Wouldn't the obvious answer be "because cancer"?

their division is very tightly controlled, and even then they are the source of the most common cancers in humans

Can you give examples?

[–] Contramuffin@lemmy.world 6 points 1 week ago (1 children)

wouldn't the obvious answer be cancer

Sure, but that's a bit of a teleological reasoning. Not to mention, there are many ways to avoid cancer without removing stem cells from the vast majority of a species' life history. Beyond that, people are also concerned about what specific mutations led to mammals' inability to keep stem cells around, because this knowledge would directly help with our ability to generate stem cells in the lab.

examples

Intestinal and stomach cancers, for instance, have a lot to do with the stem cells in the intestinal/stomach lining. You can also debate whether the progenitor of skin cells counts as a stem cell. In general though, I think this statement is really just a slightly-more-detailed restatement of the general observation that tissues that experience a lot of turnover are more likely to develop into cancer

[–] NoneOfUrBusiness@fedia.io 2 points 1 week ago

Thanks for that, really interesting stuff.

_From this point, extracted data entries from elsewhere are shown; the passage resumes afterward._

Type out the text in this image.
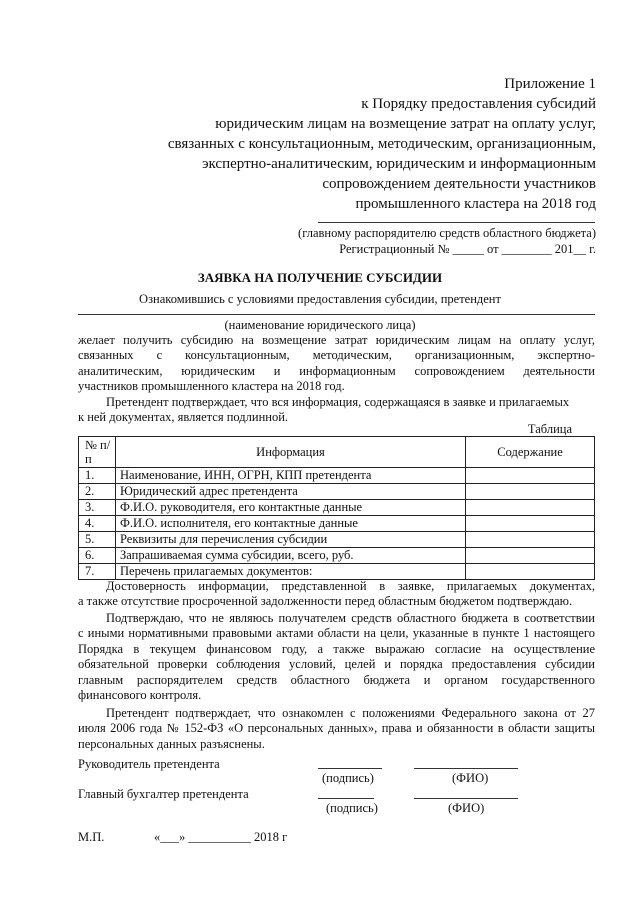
Приложение 1
к Порядку предоставления субсидий
юридическим лицам на возмещение затрат на оплату услуг,
связанных с консультационным, методическим, организационным,
экспертно-аналитическим, юридическим и информационным
сопровождением деятельности участников
промышленного кластера на 2018 год
(главному распорядителю средств областного бюджета)
Регистрационный № _____ от ________ 201__ г.
ЗАЯВКА НА ПОЛУЧЕНИЕ СУБСИДИИ
Ознакомившись с условиями предоставления субсидии, претендент
(наименование юридического лица)
желает получить субсидию на возмещение затрат юридическим лицам на оплату услуг,
связанных с консультационным, методическим, организационным, экспертно-
аналитическим, юридическим и информационным сопровождением деятельности
участников промышленного кластера на 2018 год.
Претендент подтверждает, что вся информация, содержащаяся в заявке и прилагаемых
к ней документах, является подлинной.
Таблица
№ п/п	Информация	Содержание
1.	Наименование, ИНН, ОГРН, КПП претендента	
2.	Юридический адрес претендента	
3.	Ф.И.О. руководителя, его контактные данные	
4.	Ф.И.О. исполнителя, его контактные данные	
5.	Реквизиты для перечисления субсидии	
6.	Запрашиваемая сумма субсидии, всего, руб.	
7.	Перечень прилагаемых документов:	
Достоверность информации, представленной в заявке, прилагаемых документах,
а также отсутствие просроченной задолженности перед областным бюджетом подтверждаю.
Подтверждаю, что не являюсь получателем средств областного бюджета в соответствии
с иными нормативными правовыми актами области на цели, указанные в пункте 1 настоящего
Порядка в текущем финансовом году, а также выражаю согласие на осуществление
обязательной проверки соблюдения условий, целей и порядка предоставления субсидии
главным распорядителем средств областного бюджета и органом государственного
финансового контроля.
Претендент подтверждает, что ознакомлен с положениями Федерального закона от 27
июля 2006 года № 152-ФЗ «О персональных данных», права и обязанности в области защиты
персональных данных разъяснены.
Руководитель претендента
(подпись)	(ФИО)
Главный бухгалтер претендента
(подпись)	(ФИО)
М.П.	«___» __________ 2018 г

[–] DragonsInARoom@lemmy.world 8 points 1 week ago

The cell is programmed to be self-regulating. Because if its not you call that cancer, and the cell would either commit suicide or get killed by immune cells. I think that selective pressures determine what cells needs a higher turnover rate. Because skin is more important to replicate than neurons.

[–] partial_accumen@lemmy.world 5 points 1 week ago

I think the general answer you're looking for is Stem Cells.

[–] Evil_incarnate@lemm.ee 3 points 1 week ago

I know from experience that you can cut the tip of your finger off and it will grow back more or less the same. But if you have it stitched back on, it will leave a scar and not feel the same again.

[–] bluGill@fedia.io 3 points 1 week ago

The limits of our knowledge of biology. There is no particular reason I shouldn't be able to regrow you from the skin cell you left on the doorknob - the DNA is all there - but nobody has any clue how you would go about doing that. (if we ever get there it will make for some interesting nature vs nurture data). Only time will tell how much we figure out in the future. For today the limits are where they are.